Editorial: Civilian Blood

Author: 
22 August 2006
Publication Date: 
Tue, 2006-08-22 03:00

It seems that the history of modern warfare is being increasingly written, not in the blood of soldiers who are paid to fight, but in that of civilians who are not. The appalling spectacle of Lebanese citizens being slaughtered by US bombs delivered by Israeli jets is only the latest evidence of this terrible truth.

It stems in large part from a change in conflict. Armies these days now rarely clash head to head on the battlefield. In recent history, as in the two Gulf wars against Iraq, the overwhelming technology of the Americans shattered the opposition even before the first units moved against it.
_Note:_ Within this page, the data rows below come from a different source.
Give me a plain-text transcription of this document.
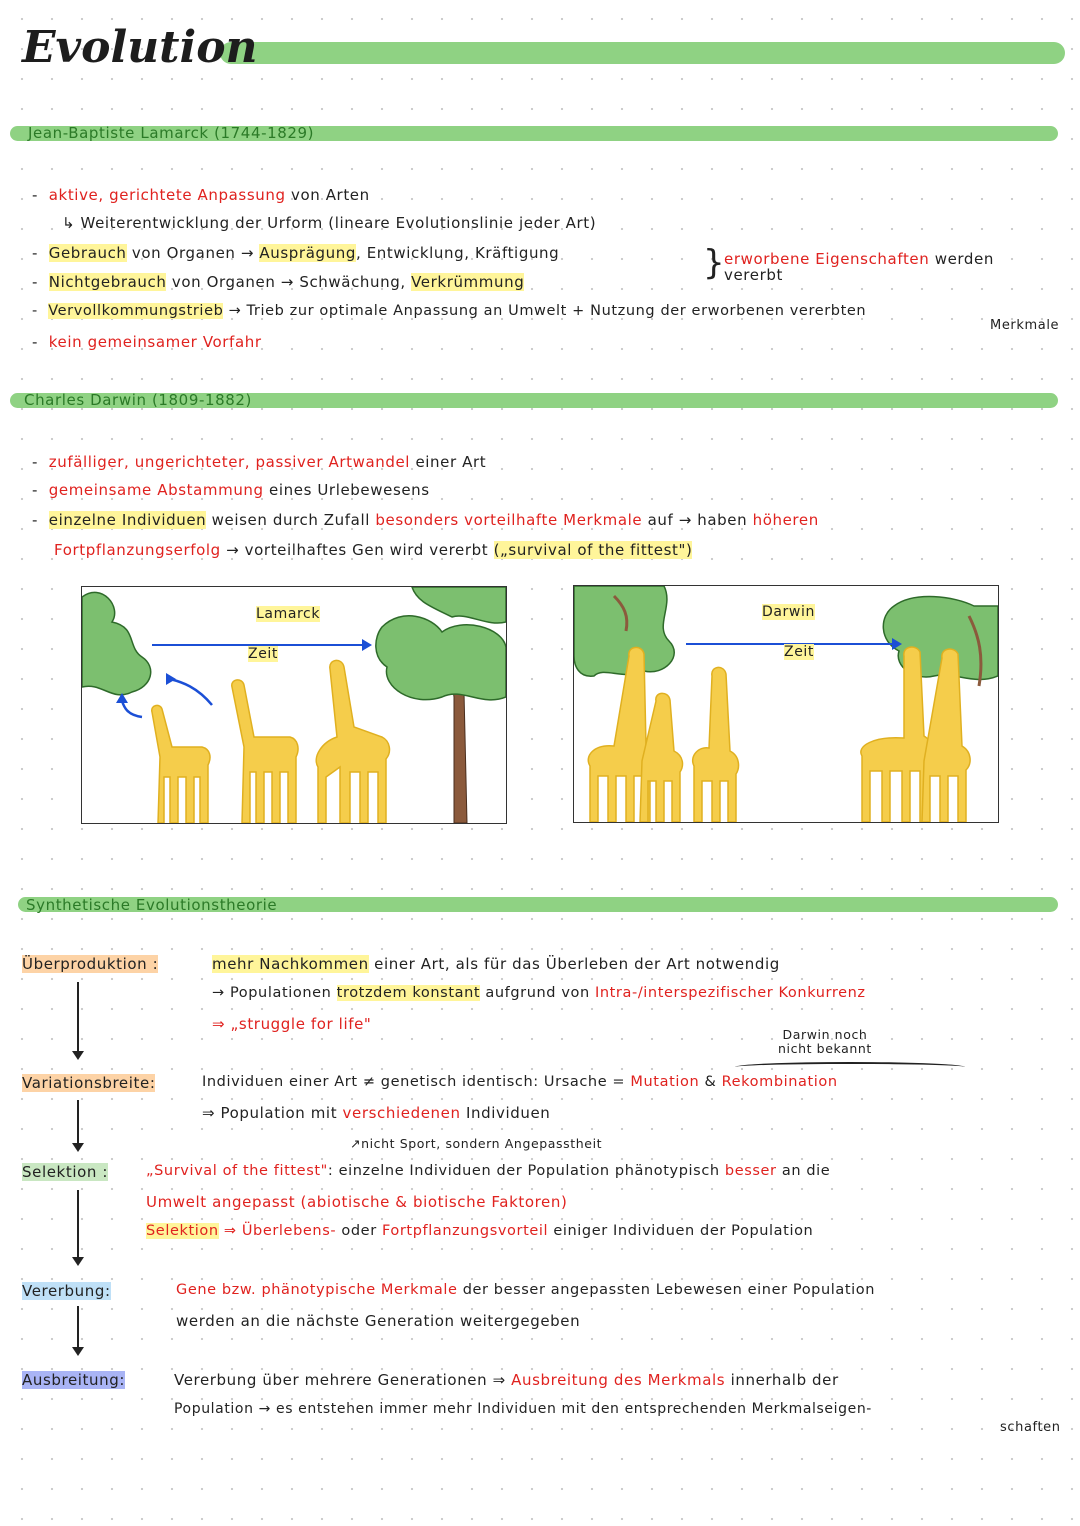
Evolution
Jean-Baptiste Lamarck (1744-1829)
-  aktive, gerichtete Anpassung von Arten
↳ Weiterentwicklung der Urform (lineare Evolutionslinie jeder Art)
-  Gebrauch von Organen → Ausprägung, Entwicklung, Kräftigung
-  Nichtgebrauch von Organen → Schwächung, Verkrümmung	} erworbene Eigenschaften werden
vererbt
-  Vervollkommungstrieb → Trieb zur optimale Anpassung an Umwelt + Nutzung der erworbenen vererbten
Merkmale
-  kein gemeinsamer Vorfahr
Charles Darwin (1809-1882)
-  zufälliger, ungerichteter, passiver Artwandel einer Art
-  gemeinsame Abstammung eines Urlebewesens
-  einzelne Individuen weisen durch Zufall besonders vorteilhafte Merkmale auf → haben höheren
Fortpflanzungserfolg → vorteilhaftes Gen wird vererbt („survival of the fittest")
Lamarck
Zeit
Darwin
Zeit
Synthetische Evolutionstheorie
Überproduktion :	mehr Nachkommen einer Art, als für das Überleben der Art notwendig
→ Populationen trotzdem konstant aufgrund von Intra-/interspezifischer Konkurrenz
⇒ „struggle for life"
Darwin noch
nicht bekannt
Variationsbreite:	Individuen einer Art ≠ genetisch identisch: Ursache = Mutation & Rekombination
⇒ Population mit verschiedenen Individuen
↗nicht Sport, sondern Angepasstheit
Selektion :	„Survival of the fittest": einzelne Individuen der Population phänotypisch besser an die
Umwelt angepasst (abiotische & biotische Faktoren)
Selektion ⇒ Überlebens- oder Fortpflanzungsvorteil einiger Individuen der Population
Vererbung:	Gene bzw. phänotypische Merkmale der besser angepassten Lebewesen einer Population
werden an die nächste Generation weitergegeben
Ausbreitung:	Vererbung über mehrere Generationen ⇒ Ausbreitung des Merkmals innerhalb der
Population → es entstehen immer mehr Individuen mit den entsprechenden Merkmalseigen-
schaften
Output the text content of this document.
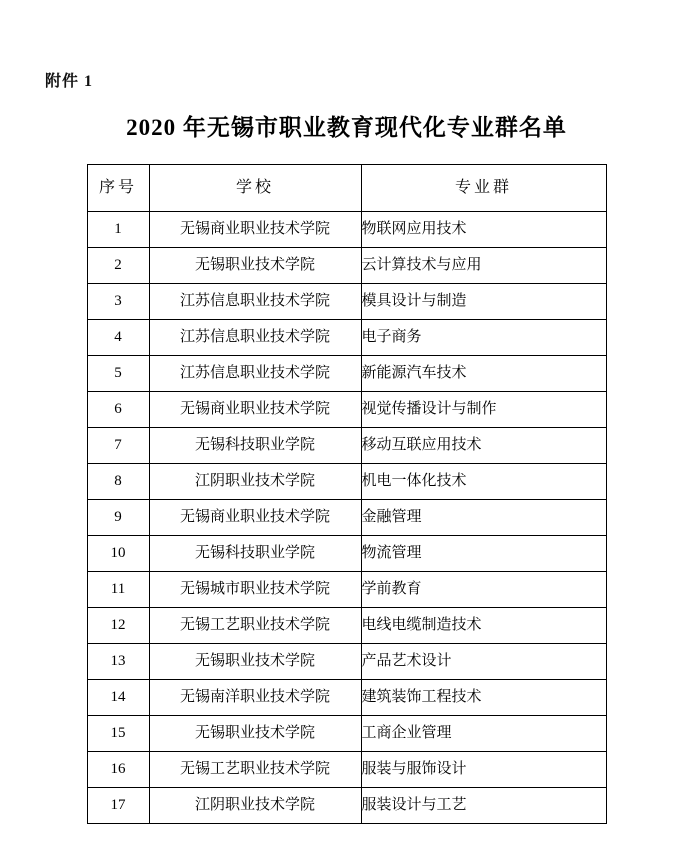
附件 1
2020 年无锡市职业教育现代化专业群名单
序号	学校	专业群
1	无锡商业职业技术学院	物联网应用技术
2	无锡职业技术学院	云计算技术与应用
3	江苏信息职业技术学院	模具设计与制造
4	江苏信息职业技术学院	电子商务
5	江苏信息职业技术学院	新能源汽车技术
6	无锡商业职业技术学院	视觉传播设计与制作
7	无锡科技职业学院	移动互联应用技术
8	江阴职业技术学院	机电一体化技术
9	无锡商业职业技术学院	金融管理
10	无锡科技职业学院	物流管理
11	无锡城市职业技术学院	学前教育
12	无锡工艺职业技术学院	电线电缆制造技术
13	无锡职业技术学院	产品艺术设计
14	无锡南洋职业技术学院	建筑装饰工程技术
15	无锡职业技术学院	工商企业管理
16	无锡工艺职业技术学院	服装与服饰设计
17	江阴职业技术学院	服装设计与工艺
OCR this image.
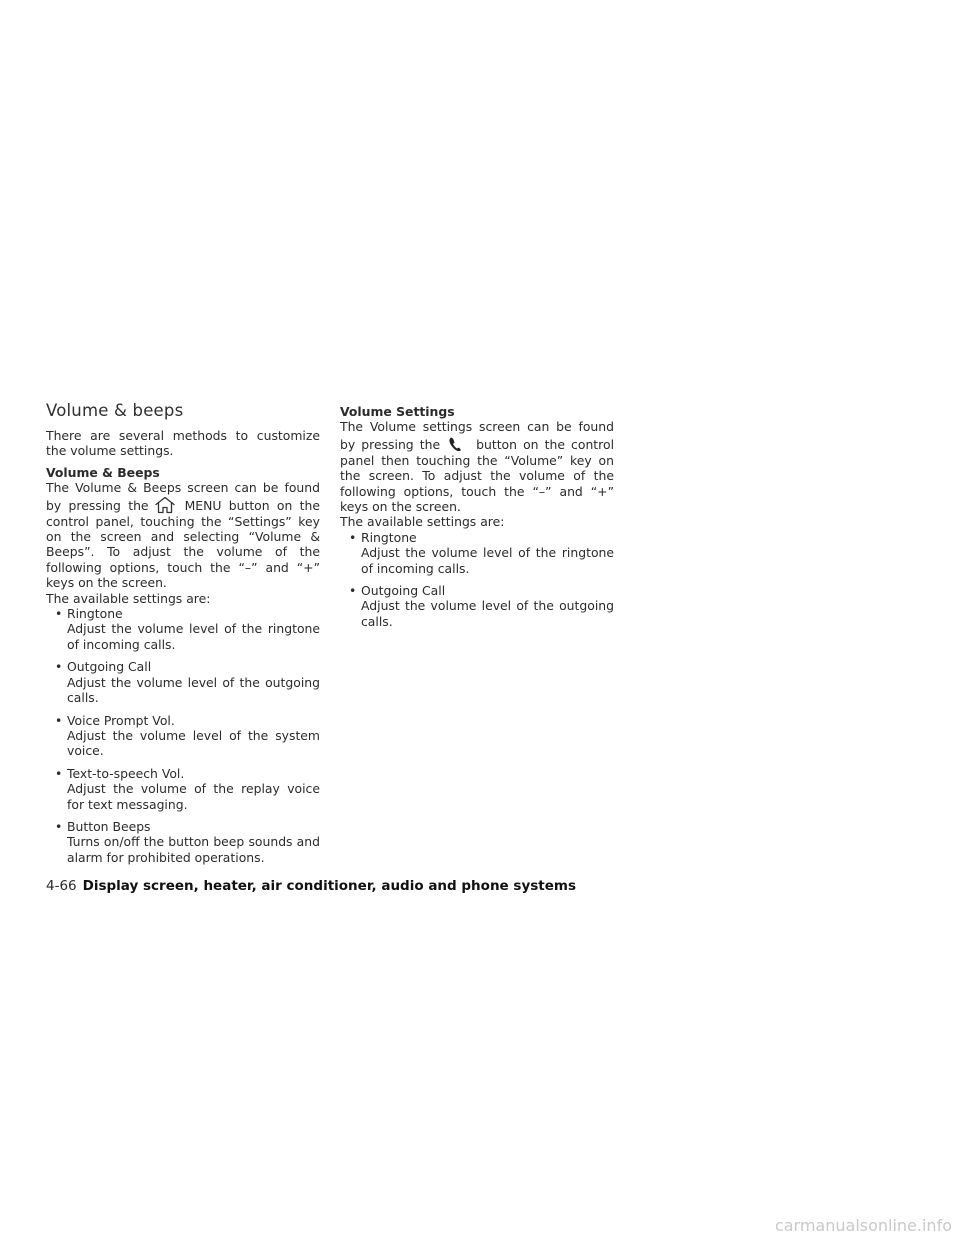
Volume & beeps

There are several methods to customize the volume settings.

Volume & Beeps

The Volume & Beeps screen can be found by pressing the	MENU button on the control panel, touching the “Settings” key on the screen and selecting “Volume & Beeps”. To adjust the volume of the following options, touch the “–” and “+” keys on the screen.

The available settings are:

• Ringtone
Adjust the volume level of the ringtone of incoming calls.
• Outgoing Call
Adjust the volume level of the outgoing calls.
• Voice Prompt Vol.
Adjust the volume level of the system voice.
• Text-to-speech Vol.
Adjust the volume of the replay voice for text messaging.
• Button Beeps
Turns on/off the button beep sounds and alarm for prohibited operations.

Volume Settings

The Volume settings screen can be found by pressing the	button on the control panel then touching the “Volume” key on the screen. To adjust the volume of the following options, touch the “–” and “+” keys on the screen.

The available settings are:

• Ringtone
Adjust the volume level of the ringtone of incoming calls.
• Outgoing Call
Adjust the volume level of the outgoing calls.
4-66 Display screen, heater, air conditioner, audio and phone systems
carmanualsonline.info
The root cause of the emergence of the civilian as the major victim of war is that nowadays, army regulars are called upon to fight guerillas. The attitude and approach of the soldiers has thus changed. Al-Qaeda and the Taleban, for instance, wear no uniforms. To all intents and purposes, they look just like the civilians within whose communities they shelter and hide. Insurgents may enjoy the voluntary support of locals, as in Vietnam during the US occupation or in Nepal during the Maoist insurrection. On the other hand, the irregular forces may survive by threatening and intimidating civilian populations. The problem for an ordinary soldier is how to distinguish between a civilian and an insurgent. Most modern armies train extensively for street fighting, the dirtiest and most nerve-wracking of engagements in which a twitching blind or a shadow in an alley may be a sniper or simply a terrified onlooker. But in the end, such combat often boils down to firing first on the grounds that the person responsible for that movement could very well be the enemy.

The American military — which, by the Vietnam War as George Steiner pointed out in “Language and Silence” had embraced the Nazi delight in euphemism — call the resulting slaying of civilians “collateral damage,” as if that somehow lessens the finality and enormity of the deaths.

But this malign process carries an even deeper horror. In the end, the civilian dead are included in a general body count of the enemy. The explanation for the fact that weapons are not found on or near the corpses is invariably that other insurgents spirited them away. A dead civilian looks just the same as a dead fighter and by classifying him or her as a combatant, the figures for “collateral damage” are magically reduced.

And there is another reason civilians are now paying a terrible price in guerrilla campaigns. Increasingly, precision-guided weapons are being used in “surgical” strikes. These high-tech horrors can make no discrimination whatsoever. Once their operator, often far, far away, has programmed them to do their evil work, they will close in remorselessly on their targets and obliterate them. They often leave little in the way of bodies to count. This must frustrate the generals who, as in Vietnam, end up counting their success cadaver by cadaver.

For luckless civilians caught in such a maelstrom, however, the tragedy is far more terrible.